Now I was back on a main shopping street and I honestly was much less tired than I had been before the relaxed wandering and exploration along streets and through gateways, wherever appealed. I was pretty thirsty but I was mentally energised and the only part of me to feel tired now was my feet. It is interesting how much of what we call tiredness is related to a state of mind not a state of body.
I was very glad to have wandered. I enjoyed it then. And I've enjoyed looking at all the photos I took of the riverside and the graves in St. Margaret's extensive grounds. Those things added something precious to my life and cost me nothing except the effort to go and do them. That's the way it's been for the last few months. A making of effort, when I can, to find the precious things.
I was approaching the bus station and still hadn't made a cafe decision. I can be terrible at making cafe decisions. Sometimes I can walk right round a town three times and still won't have been able to go and get a drink. And now my cafe opportunities were running out. Suspense!

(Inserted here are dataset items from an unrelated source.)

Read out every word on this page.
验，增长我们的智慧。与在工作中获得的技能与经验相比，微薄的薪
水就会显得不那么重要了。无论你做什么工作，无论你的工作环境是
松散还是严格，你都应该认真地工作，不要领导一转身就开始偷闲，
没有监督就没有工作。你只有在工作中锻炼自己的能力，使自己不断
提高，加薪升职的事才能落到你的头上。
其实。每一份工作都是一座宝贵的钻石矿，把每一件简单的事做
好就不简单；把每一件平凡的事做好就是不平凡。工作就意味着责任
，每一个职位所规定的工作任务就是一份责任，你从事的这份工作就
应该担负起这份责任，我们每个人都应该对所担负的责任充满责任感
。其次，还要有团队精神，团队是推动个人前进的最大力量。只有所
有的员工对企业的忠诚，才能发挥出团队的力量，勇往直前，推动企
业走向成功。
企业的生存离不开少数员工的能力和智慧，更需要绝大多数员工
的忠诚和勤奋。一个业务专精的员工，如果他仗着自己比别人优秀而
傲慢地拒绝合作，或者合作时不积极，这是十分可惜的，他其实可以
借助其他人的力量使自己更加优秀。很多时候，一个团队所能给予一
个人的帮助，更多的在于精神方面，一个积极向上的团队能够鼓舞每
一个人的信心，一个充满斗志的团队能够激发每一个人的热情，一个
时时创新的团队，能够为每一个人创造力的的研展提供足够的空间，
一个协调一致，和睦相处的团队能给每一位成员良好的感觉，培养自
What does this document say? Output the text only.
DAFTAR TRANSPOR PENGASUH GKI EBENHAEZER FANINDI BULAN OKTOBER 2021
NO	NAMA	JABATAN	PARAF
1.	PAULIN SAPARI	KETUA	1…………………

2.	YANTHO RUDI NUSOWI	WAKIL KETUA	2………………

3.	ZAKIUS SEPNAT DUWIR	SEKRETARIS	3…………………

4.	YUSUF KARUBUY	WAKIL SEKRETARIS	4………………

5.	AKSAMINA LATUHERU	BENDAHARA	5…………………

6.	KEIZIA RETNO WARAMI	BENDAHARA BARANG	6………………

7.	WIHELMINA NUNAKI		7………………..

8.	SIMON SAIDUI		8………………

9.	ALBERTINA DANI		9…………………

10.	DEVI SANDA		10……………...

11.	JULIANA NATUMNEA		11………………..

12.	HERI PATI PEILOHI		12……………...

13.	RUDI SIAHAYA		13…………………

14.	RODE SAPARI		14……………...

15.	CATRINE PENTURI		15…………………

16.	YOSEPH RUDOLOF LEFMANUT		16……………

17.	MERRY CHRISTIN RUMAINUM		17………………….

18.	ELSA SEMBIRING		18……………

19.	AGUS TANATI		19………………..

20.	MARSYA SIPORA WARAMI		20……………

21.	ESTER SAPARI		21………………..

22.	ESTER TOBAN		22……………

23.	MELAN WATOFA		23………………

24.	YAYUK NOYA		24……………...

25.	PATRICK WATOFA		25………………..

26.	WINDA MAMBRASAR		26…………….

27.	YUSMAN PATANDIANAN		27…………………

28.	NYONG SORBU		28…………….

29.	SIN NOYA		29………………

But then I looked up a quiet street leading up from that busy shopping street - a street of many nice charity shops - and saw a sign for a cafe. It was my last chance. Yes. Last chance saloon. Last fuel before the motorway! No services on M25! (It's been a while since I was on the M25.) I would climb that hill, follow that street, go to that cafe. Determination kicked in. I needed a drink. I needed a quieter place than a bus station. And I needed it now. Not for me a bottle of water from Tesco. I would go to the cafe.
And what a cafe it was. It was the end of their day so it was pretty much deserted. There was no music playing inside. The decor was just right. The service was friendly. The whole place was just what I needed at that moment.
For anyone tempted to follow our cafe visiting example, this is The Jumping Bean on Neville Street. There are lots of good reviews here. This is their Facebook page.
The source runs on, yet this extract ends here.